The path they chose was probably the best one laid before them, resulting in a solid if somewhat constructed-feeling look at one man’s journey from the hollers of Appalachian Kentucky to Yale Law School graduate. It boasts a pair of spectacular performances by Glenn Close and Amy Adams, both of whom should get awards notice.
The book came out in 2016 and was quickly tabbed as a political artifact, a wayfinder to the reason why many rural, white lower-class voters chose the way they did. The filmmakers behind “Hillbilly Elegy” wisely eschew any outright political machinations, rightly guessing that any such attempt would come across as a bunch of Hollywood leftists looking down their noses at a bunch of hicks.
Indeed, the biggest strength of the film is that it approaches its characters at eye level. The main dynamic centers around the trio of Vance himself -- played by Gabriel Basso and Owen Asztalos in his 20s and teens, respectively -- his mother, Bev (Adams), and grandmother (Close).
The family moved north to Middletown, Ohio, when J.D. was small, but he spent most of his childhood summers in Kentucky and that’s where their roots lie. The Vances are dirt poor living among others just so, but every clan holds firmly to the belief they’re a bit better than their neighbors.
The story shifts back and forth between the years of J.D.’s childhood and a few days in his life in law school, bucking for an internship at a top Washington D.C. firm. In the latter frame, his motivation is both practical -- he needs the money from a high-end gig to make up the shortfall in his financial aid -- and personal, wanting to stay with his girlfriend, Usha (Freida Pinto), an Indian-American who already has a job lined up there.

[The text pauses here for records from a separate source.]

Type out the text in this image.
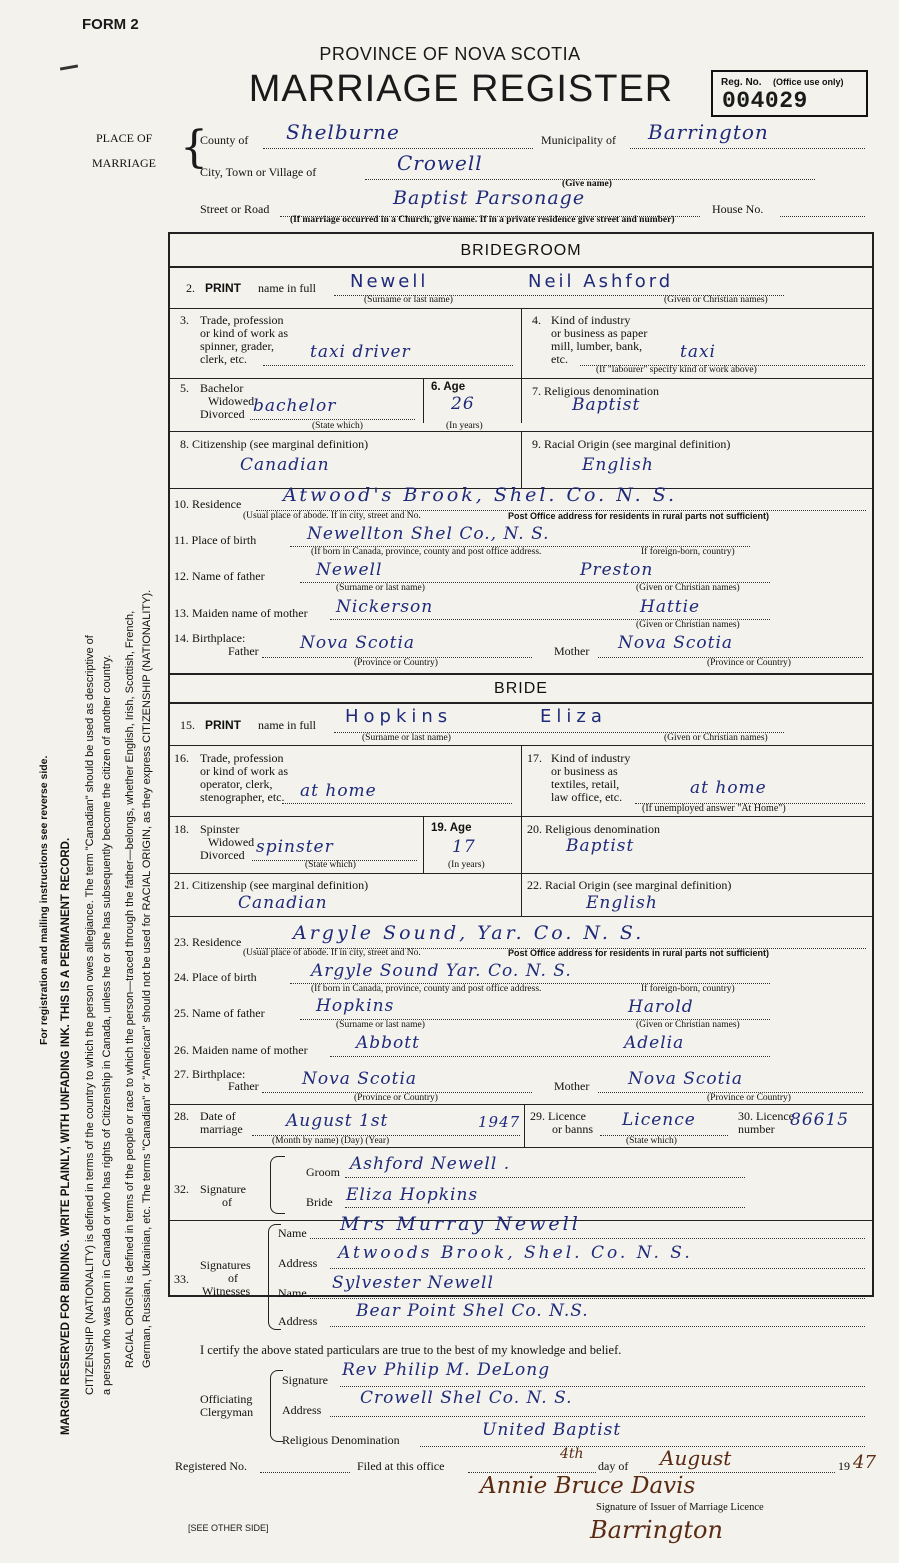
FORM 2
PROVINCE OF NOVA SCOTIA
MARRIAGE REGISTER	Reg. No. (Office use only)
004029
For registration and mailing instructions see reverse side. MARGIN RESERVED FOR BINDING. WRITE PLAINLY, WITH UNFADING INK. THIS IS A PERMANENT RECORD. CITIZENSHIP (NATIONALITY) is defined in terms of the country to which the person owes allegiance. The term "Canadian" should be used as descriptive of a person who was born in Canada or who has rights of Citizenship in Canada, unless he or she has subsequently become the citizen of another country. RACIAL ORIGIN is defined in terms of the people or race to which the person—traced through the father—belongs, whether English, Irish, Scottish, French, German, Russian, Ukrainian, etc. The terms "Canadian" or "American" should not be used for RACIAL ORIGIN, as they express CITIZENSHIP (NATIONALITY).
PLACE OF
MARRIAGE {
County of Shelburne	Municipality of Barrington
City, Town or Village of	Crowell
(Give name)
Street or Road	Baptist Parsonage	House No.
(If marriage occurred in a Church, give name. If in a private residence give street and number)
BRIDEGROOM
2. PRINT name in full Newell	Neil Ashford
(Surname or last name)	(Given or Christian names)
3. Trade, profession
or kind of work as
spinner, grader,
clerk, etc.	taxi driver
4. Kind of industry
or business as paper
mill, lumber, bank,
etc.	taxi
(If "labourer" specify kind of work above)
5. Bachelor
Widowed
Divorced bachelor
(State which)
6. Age
26
(In years)
7. Religious denomination
Baptist
8. Citizenship (see marginal definition)
Canadian
9. Racial Origin (see marginal definition)
English
10. Residence Atwood's Brook, Shel. Co. N. S.
(Usual place of abode. If in city, street and No.	Post Office address for residents in rural parts not sufficient)
11. Place of birth	Newellton Shel Co., N. S.
(If born in Canada, province, county and post office address.	If foreign-born, country)
12. Name of father	Newell	Preston
(Surname or last name)	(Given or Christian names)
13. Maiden name of mother Nickerson	Hattie
(Given or Christian names)
14. Birthplace:
Father Nova Scotia
(Province or Country)
Mother Nova Scotia
(Province or Country)
BRIDE
15. PRINT name in full Hopkins	Eliza
(Surname or last name)	(Given or Christian names)
16. Trade, profession
or kind of work as
operator, clerk,
stenographer, etc. at home
17. Kind of industry
or business as
textiles, retail,
law office, etc.	at home
(If unemployed answer "At Home")
18. Spinster
Widowed
Divorced spinster
(State which)
19. Age
17
(In years)
20. Religious denomination
Baptist
21. Citizenship (see marginal definition)
Canadian
22. Racial Origin (see marginal definition)
English
23. Residence	Argyle Sound, Yar. Co. N. S.
(Usual place of abode. If in city, street and No.	Post Office address for residents in rural parts not sufficient)
24. Place of birth	Argyle Sound Yar. Co. N. S.
(If born in Canada, province, county and post office address.	If foreign-born, country)
25. Name of father	Hopkins	Harold
(Surname or last name)	(Given or Christian names)
26. Maiden name of mother	Abbott	Adelia
27. Birthplace:
Father	Nova Scotia
(Province or Country)
Mother Nova Scotia
(Province or Country)
28. Date of
marriage	August 1st	1947
(Month by name) (Day) (Year)
29. Licence
or banns Licence
(State which)
30. Licence
number 86615
32. Signature
of
Groom Ashford Newell .
Bride Eliza Hopkins
33.
Signatures
of
Witnesses
Name Mrs Murray Newell
Address Atwoods Brook, Shel. Co. N. S.
Name Sylvester Newell
Address Bear Point Shel Co. N.S.
I certify the above stated particulars are true to the best of my knowledge and belief.
Officiating
Clergyman
Signature Rev Philip M. DeLong
Address
Crowell Shel Co. N. S.
Religious Denomination	United Baptist
Registered No.	Filed at this office
4th
day of August	19 47
Annie Bruce Davis
Signature of Issuer of Marriage Licence
[SEE OTHER SIDE]	Barrington
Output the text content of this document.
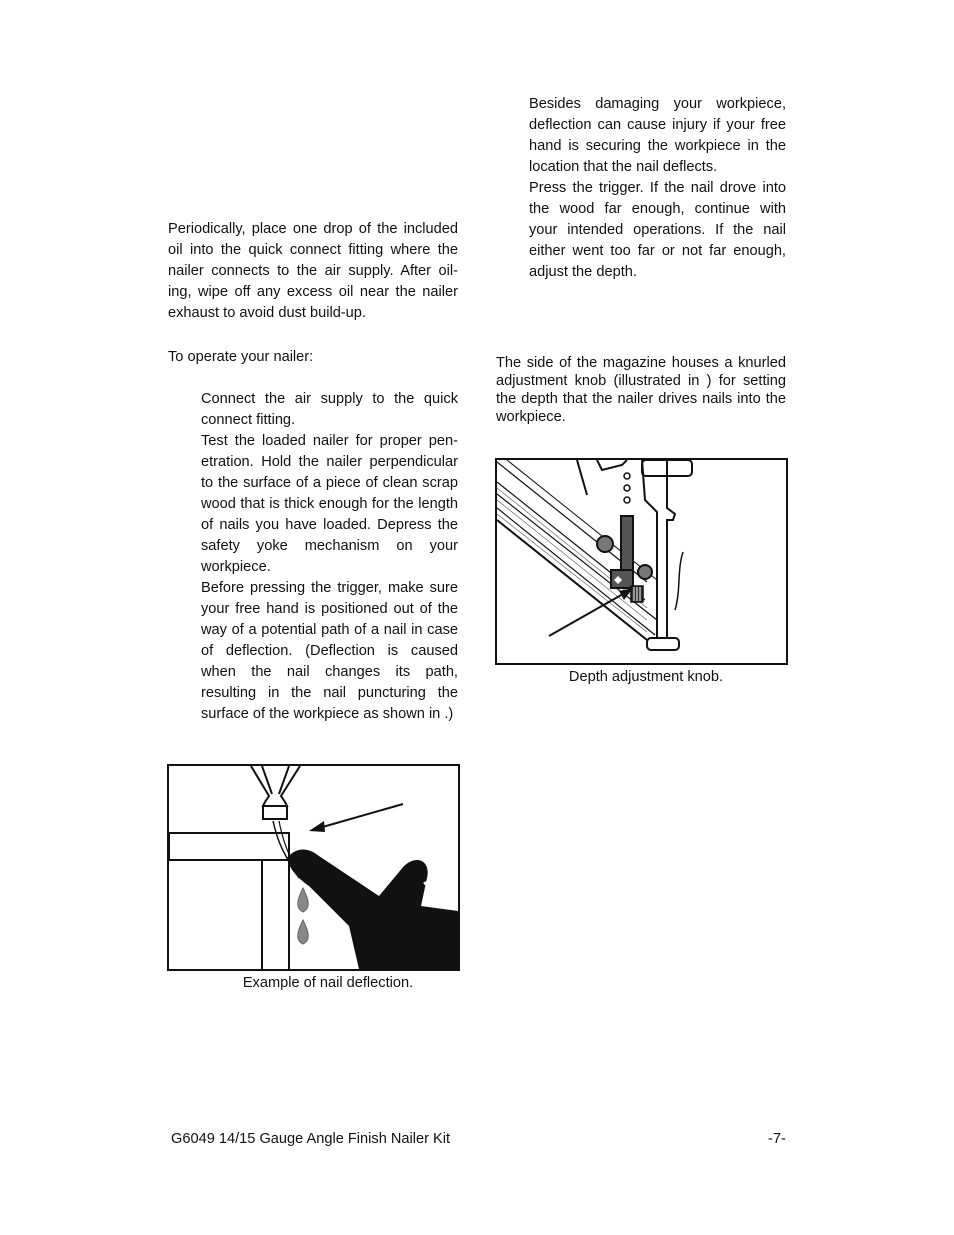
Periodically, place one drop of the included oil into the quick connect fitting where the nailer connects to the air supply. After oil- ing, wipe off any excess oil near the nailer exhaust to avoid dust build-up.
To operate your nailer:
Connect the air supply to the quick connect fitting.
Test the loaded nailer for proper pen- etration. Hold the nailer perpendicular to the surface of a piece of clean scrap wood that is thick enough for the length of nails you have loaded. Depress the safety yoke mechanism on your workpiece.
Before pressing the trigger, make sure your free hand is positioned out of the way of a potential path of a nail in case of deflection. (Deflection is caused when the nail changes its path, resulting in the nail puncturing the surface of the workpiece as shown in .)
Example of nail deflection.
Besides damaging your workpiece, deflection can cause injury if your free hand is securing the workpiece in the location that the nail deflects.
Press the trigger. If the nail drove into the wood far enough, continue with your intended operations. If the nail either went too far or not far enough, adjust the depth.
The side of the magazine houses a knurled adjustment knob (illustrated in ) for setting the depth that the nailer drives nails into the workpiece.
Depth adjustment knob.
G6049 14/15 Gauge Angle Finish Nailer Kit	-7-
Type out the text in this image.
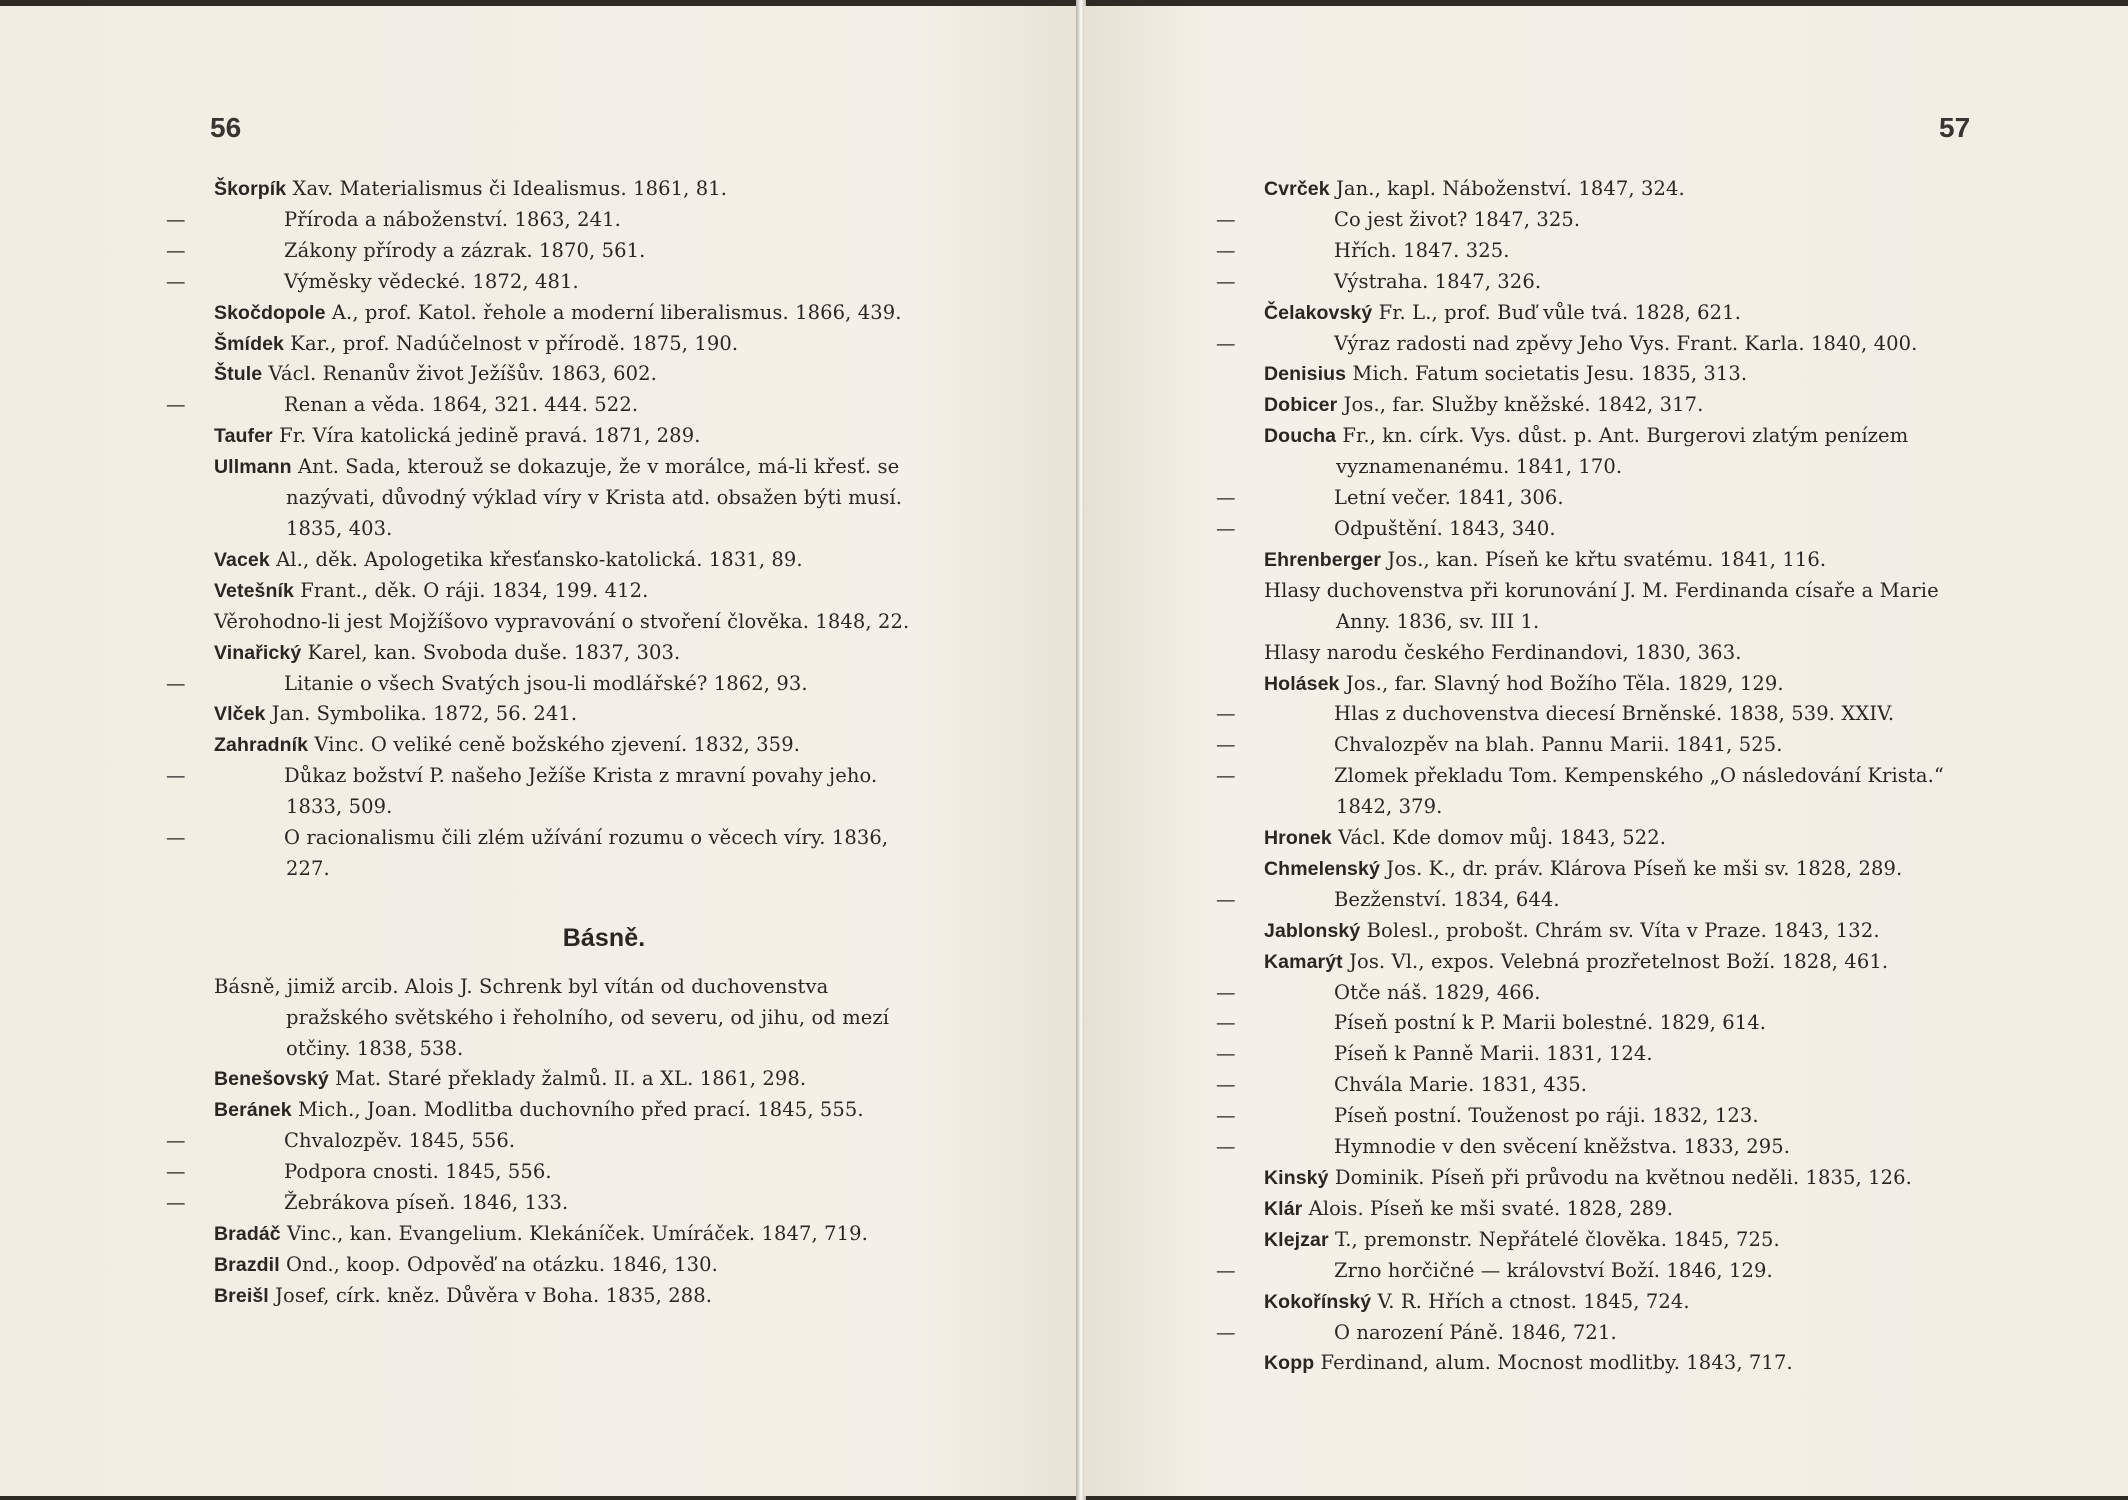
56
Škorpík Xav. Materialismus či Idealismus. 1861, 81.
—	Příroda a náboženství. 1863, 241.
—	Zákony přírody a zázrak. 1870, 561.
—	Výměsky vědecké. 1872, 481.
Skočdopole A., prof. Katol. řehole a moderní liberalismus. 1866, 439.
Šmídek Kar., prof. Nadúčelnost v přírodě. 1875, 190.
Štule Václ. Renanův život Ježíšův. 1863, 602.
—	Renan a věda. 1864, 321. 444. 522.
Taufer Fr. Víra katolická jedině pravá. 1871, 289.
Ullmann Ant. Sada, kterouž se dokazuje, že v morálce, má-li křesť. se nazývati, důvodný výklad víry v Krista atd. obsažen býti musí. 1835, 403.
Vacek Al., děk. Apologetika křesťansko-katolická. 1831, 89.
Vetešník Frant., děk. O ráji. 1834, 199. 412.
Věrohodno-li jest Mojžíšovo vypravování o stvoření člověka. 1848, 22.
Vinařický Karel, kan. Svoboda duše. 1837, 303.
—	Litanie o všech Svatých jsou-li modlářské? 1862, 93.
Vlček Jan. Symbolika. 1872, 56. 241.
Zahradník Vinc. O veliké ceně božského zjevení. 1832, 359.
—	Důkaz božství P. našeho Ježíše Krista z mravní povahy jeho. 1833, 509.
—	O racionalismu čili zlém užívání rozumu o věcech víry. 1836, 227.
Básně.
Básně, jimiž arcib. Alois J. Schrenk byl vítán od duchovenstva pražského světského i řeholního, od severu, od jihu, od mezí otčiny. 1838, 538.
Benešovský Mat. Staré překlady žalmů. II. a XL. 1861, 298.
Beránek Mich., Joan. Modlitba duchovního před prací. 1845, 555.
—	Chvalozpěv. 1845, 556.
—	Podpora cnosti. 1845, 556.
—	Žebrákova píseň. 1846, 133.
Bradáč Vinc., kan. Evangelium. Klekáníček. Umíráček. 1847, 719.
Brazdil Ond., koop. Odpověď na otázku. 1846, 130.
Breišl Josef, círk. kněz. Důvěra v Boha. 1835, 288.
57
Cvrček Jan., kapl. Náboženství. 1847, 324.
—	Co jest život? 1847, 325.
—	Hřích. 1847. 325.
—	Výstraha. 1847, 326.
Čelakovský Fr. L., prof. Buď vůle tvá. 1828, 621.
—	Výraz radosti nad zpěvy Jeho Vys. Frant. Karla. 1840, 400.
Denisius Mich. Fatum societatis Jesu. 1835, 313.
Dobicer Jos., far. Služby kněžské. 1842, 317.
Doucha Fr., kn. círk. Vys. důst. p. Ant. Burgerovi zlatým penízem vyznamenanému. 1841, 170.
—	Letní večer. 1841, 306.
—	Odpuštění. 1843, 340.
Ehrenberger Jos., kan. Píseň ke křtu svatému. 1841, 116.
Hlasy duchovenstva při korunování J. M. Ferdinanda císaře a Marie Anny. 1836, sv. III 1.
Hlasy narodu českého Ferdinandovi, 1830, 363.
Holásek Jos., far. Slavný hod Božího Těla. 1829, 129.
—	Hlas z duchovenstva diecesí Brněnské. 1838, 539. XXIV.
—	Chvalozpěv na blah. Pannu Marii. 1841, 525.
—	Zlomek překladu Tom. Kempenského „O následování Krista.“ 1842, 379.
Hronek Václ. Kde domov můj. 1843, 522.
Chmelenský Jos. K., dr. práv. Klárova Píseň ke mši sv. 1828, 289.
—	Bezženství. 1834, 644.
Jablonský Bolesl., probošt. Chrám sv. Víta v Praze. 1843, 132.
Kamarýt Jos. Vl., expos. Velebná prozřetelnost Boží. 1828, 461.
—	Otče náš. 1829, 466.
—	Píseň postní k P. Marii bolestné. 1829, 614.
—	Píseň k Panně Marii. 1831, 124.
—	Chvála Marie. 1831, 435.
—	Píseň postní. Touženost po ráji. 1832, 123.
—	Hymnodie v den svěcení kněžstva. 1833, 295.
Kinský Dominik. Píseň při průvodu na květnou neděli. 1835, 126.
Klár Alois. Píseň ke mši svaté. 1828, 289.
Klejzar T., premonstr. Nepřátelé člověka. 1845, 725.
—	Zrno horčičné — království Boží. 1846, 129.
Kokořínský V. R. Hřích a ctnost. 1845, 724.
—	O narození Páně. 1846, 721.
Kopp Ferdinand, alum. Mocnost modlitby. 1843, 717.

In the earlier timeframe, J.D. ping-pongs back and forth between his mom and “Meemaw,” preferring the stability of the latter but emotionally tethered to the former. Bev is a nurse who lost her job due to drug addiction, and the film is unrelenting in depicting how a broken person can be simultaneously fiercely protective and outright abusive of their child.
His only protection is Meemaw, who has a corrosive tongue and rude manner but understands that family is the only thing that really matters. Close is spot-on playing a certain Southern type, the chain-smoking old lady with crazy witch hair who can barely walk but will pin anyone to their spot with a flinty stare and a few acid words.
In the later timeframe, set around 2011, the guileless but graceless J.D. tries to fit in with snooty Beltway types, not knowing the difference between varieties of white wine or which piece of silverware to use at a fancy dinner. At the same time he is summoned back to Ohio to deal with his mom’s latest overdose, as his sister (Haley Bennett) has her own passel of kids and responsibilities now.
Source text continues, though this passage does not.